PUNCHINELLO'S VACATIONS
It need not be supposed that Mr. PUNCHINELLO intends to work himself to death this summer.
By no manner of means!
He guarantees that the paper shall come out regularly, and get riper and lovelier every week, but he will have his good little times, notwithstanding.
Every week during the season he expects to slip off somewhere, for a day or two, and hopes to have something worth telling when he comes back. Last week he ran down to Long Branch. It's early yet, but folks like Mr. P.; CHILDS, of the Philadelphia Ledger; THOMPSON, of the Pennsylvania Central; and other rich fellows always do go early. The big bugs always fly the soonest. Mr. P. went directly to the West End Hotel—the old Stetson House, you know. He went there because he always did like a hotel that had three men to keep it. What you can't get out of one of them is pretty certain to be screwed out of one of the others. "When Mr. P. drove up, Messrs. PRESBURY, SYKES, and GARDNER, were all sitting out on the front piazza, smoking seventy-five-cent cigars. They arose in chorus, and assured Mr. P. that the house was not yet quite ready for occupancy,
"But, sir—" said Mr. PRESBURY, "the Girard House, my hotel in Philadelphia, is always open. If you would like to go there—" And here SYKES struck in.
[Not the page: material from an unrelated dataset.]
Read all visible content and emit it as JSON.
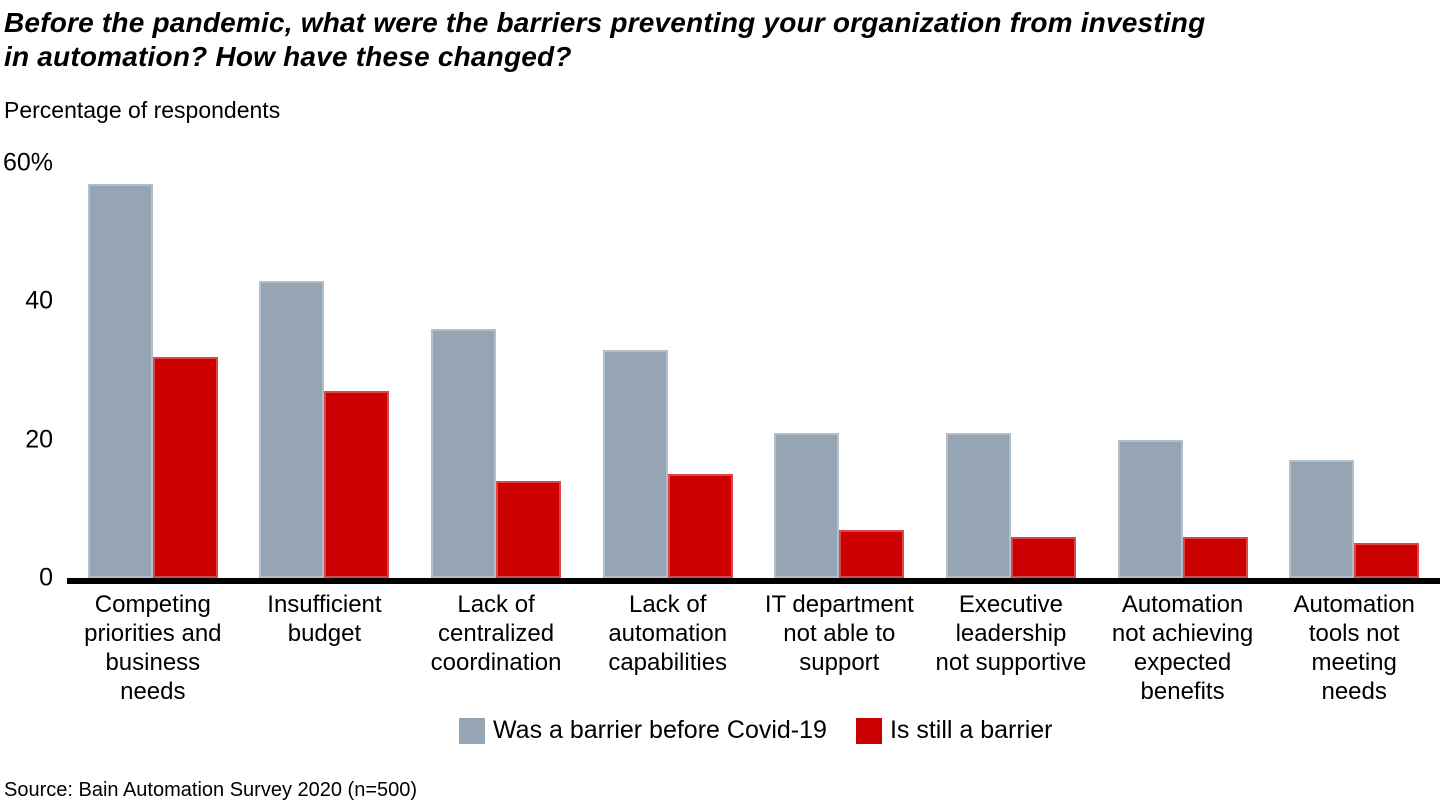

"But, sir," said he, "my hotel, WILLARD'S, in Washington, is always ready for guests, and if you could go there for a while—"
But forward sprang GARDNER, and says he:
"But, sir—if you would like to run down to Cape May, you will find my hotel—the Stockton House—" And here Mr. P. interrupted.
"Gentlemen," said he, "I would not have you quarrel, and you shan't split on my rocks. Good evening to you all," and he drove directly to General GRANT'S thirty-two thousand dollar cottage in the Park. GRANT was not there yet, but Mr. P. did not expect that he was. There being a butler and some cooks on hand, Mr. P. considered them sufficient, and had his baggage taken right up to the second story back room.